Branchitude Attitude

Bien évidemment la branchitude attitude existe à Singapour, patrie du shopping et du look, personne n’en doutait, point besoin de faire de tartouille sur ce fabuleux sujet.

J’ai cependant découvert, à Nanyang Academy of Art, où je traine mes savates régulièrement, d’où l’absence de post le lundi matin, donc j’ai découvert la vraie branchitude attitude. En trois points la voici ou tout ce qu’il faut savoir pour être à la pointe de la mode :

1/ Portez une mini jupe, assez raz la fesse, jusqu’ici rien d’anormal

2/ Jambes bronzées ou non, peu importe, un seul mot d’ordre, un épilation soignée (quand même…)

3/ Au dessus des jambes nues et de la jupette portez un petit top, plutôt genre bouffant, les manches style ladidi en mini, le haut, tout bouffe, c’est plus féminin.

4/ le p’tit top sera plutôt foncé, en maille fine jersey, serré au niveau des fesses.

5/ des ballerines en plastique, c’est plus pratique, ça sèche vite, surtout en ce moment où la fréquence des orages et des pluies tropicales devient extrême

Jusque là rien d’anormal me direz vous, une jupe, des ballerines et un petit top, tout cela est mignon et charmant à souhait.

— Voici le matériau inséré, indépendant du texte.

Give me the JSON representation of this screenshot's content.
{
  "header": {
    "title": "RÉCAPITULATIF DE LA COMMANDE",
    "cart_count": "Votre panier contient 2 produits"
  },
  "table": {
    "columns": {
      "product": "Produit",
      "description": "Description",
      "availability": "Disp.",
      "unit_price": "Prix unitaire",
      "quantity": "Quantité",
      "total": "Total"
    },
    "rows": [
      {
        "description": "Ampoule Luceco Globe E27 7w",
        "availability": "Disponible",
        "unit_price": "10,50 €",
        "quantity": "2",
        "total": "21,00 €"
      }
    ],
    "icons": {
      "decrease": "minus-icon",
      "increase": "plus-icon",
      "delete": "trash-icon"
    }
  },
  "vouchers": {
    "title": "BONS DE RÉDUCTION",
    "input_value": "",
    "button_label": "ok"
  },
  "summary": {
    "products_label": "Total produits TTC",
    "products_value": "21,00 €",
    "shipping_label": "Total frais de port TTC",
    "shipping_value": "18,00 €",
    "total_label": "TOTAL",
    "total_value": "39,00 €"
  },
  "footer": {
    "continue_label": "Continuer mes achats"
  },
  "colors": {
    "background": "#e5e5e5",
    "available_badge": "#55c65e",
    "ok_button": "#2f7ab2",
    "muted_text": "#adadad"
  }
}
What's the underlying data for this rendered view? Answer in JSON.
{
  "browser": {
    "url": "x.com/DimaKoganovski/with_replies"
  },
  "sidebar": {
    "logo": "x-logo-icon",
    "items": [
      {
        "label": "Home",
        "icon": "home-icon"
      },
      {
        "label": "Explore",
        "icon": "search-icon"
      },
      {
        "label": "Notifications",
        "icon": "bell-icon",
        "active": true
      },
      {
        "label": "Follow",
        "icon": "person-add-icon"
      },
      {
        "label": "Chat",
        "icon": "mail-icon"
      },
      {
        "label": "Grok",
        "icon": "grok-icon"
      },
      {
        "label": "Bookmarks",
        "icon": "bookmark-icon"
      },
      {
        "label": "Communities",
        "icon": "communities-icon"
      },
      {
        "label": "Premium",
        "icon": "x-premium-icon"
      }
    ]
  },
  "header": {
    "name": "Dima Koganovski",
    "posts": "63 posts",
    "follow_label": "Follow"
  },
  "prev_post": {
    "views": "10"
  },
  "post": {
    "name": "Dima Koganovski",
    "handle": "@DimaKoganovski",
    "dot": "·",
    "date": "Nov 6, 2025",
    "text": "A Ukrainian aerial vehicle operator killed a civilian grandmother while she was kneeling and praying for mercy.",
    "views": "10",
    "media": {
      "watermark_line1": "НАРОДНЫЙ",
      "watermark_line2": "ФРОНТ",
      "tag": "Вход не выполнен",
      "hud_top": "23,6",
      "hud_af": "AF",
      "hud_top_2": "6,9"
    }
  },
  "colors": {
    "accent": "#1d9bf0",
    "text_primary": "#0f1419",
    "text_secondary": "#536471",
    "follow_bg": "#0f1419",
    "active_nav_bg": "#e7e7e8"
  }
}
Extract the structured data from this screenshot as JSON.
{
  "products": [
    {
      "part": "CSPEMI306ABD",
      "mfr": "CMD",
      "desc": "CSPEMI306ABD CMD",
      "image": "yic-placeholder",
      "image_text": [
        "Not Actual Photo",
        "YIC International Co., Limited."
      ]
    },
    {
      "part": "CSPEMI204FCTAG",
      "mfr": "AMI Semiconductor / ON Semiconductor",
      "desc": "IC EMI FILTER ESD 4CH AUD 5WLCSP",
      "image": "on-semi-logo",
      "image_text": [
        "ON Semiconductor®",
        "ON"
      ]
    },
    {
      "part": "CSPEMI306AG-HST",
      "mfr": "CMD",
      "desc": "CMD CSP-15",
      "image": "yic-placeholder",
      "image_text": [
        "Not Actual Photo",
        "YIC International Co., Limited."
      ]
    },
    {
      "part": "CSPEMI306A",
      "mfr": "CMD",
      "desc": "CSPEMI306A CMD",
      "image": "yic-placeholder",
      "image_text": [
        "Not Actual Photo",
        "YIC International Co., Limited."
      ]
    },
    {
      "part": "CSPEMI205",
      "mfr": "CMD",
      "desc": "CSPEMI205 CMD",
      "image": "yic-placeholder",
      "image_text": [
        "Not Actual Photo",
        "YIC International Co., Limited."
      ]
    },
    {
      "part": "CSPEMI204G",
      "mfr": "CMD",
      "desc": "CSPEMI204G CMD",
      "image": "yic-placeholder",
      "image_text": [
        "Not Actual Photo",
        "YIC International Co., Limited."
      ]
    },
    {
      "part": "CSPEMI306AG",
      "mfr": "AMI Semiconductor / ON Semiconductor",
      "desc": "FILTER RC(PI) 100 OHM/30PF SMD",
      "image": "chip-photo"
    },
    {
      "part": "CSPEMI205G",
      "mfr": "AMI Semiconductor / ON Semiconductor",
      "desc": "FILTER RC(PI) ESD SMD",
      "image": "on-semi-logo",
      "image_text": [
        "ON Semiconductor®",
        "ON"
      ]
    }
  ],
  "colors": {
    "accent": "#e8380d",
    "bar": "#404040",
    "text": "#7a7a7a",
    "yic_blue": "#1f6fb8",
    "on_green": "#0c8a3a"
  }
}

Sauf que point 6….

6/ souvenez -vous des Vamps et de madame Michu…

pour avoir la branchitude attitude il faut porter des mi-bas noirs en synthétiques transparent serrant le mollet, et lui donnant ainsi un léger renflement sexy; certains aiment j’imagine sinon ça n’existerait pas.

Donc en un mot comme en cent, être branché ici c’est être une vamp sans la blouse. J’aurais dû y penser. Reste maintenant à prendre discrètement la photo pour démontrer que je ne dis pas de co…ries comme d’habitude.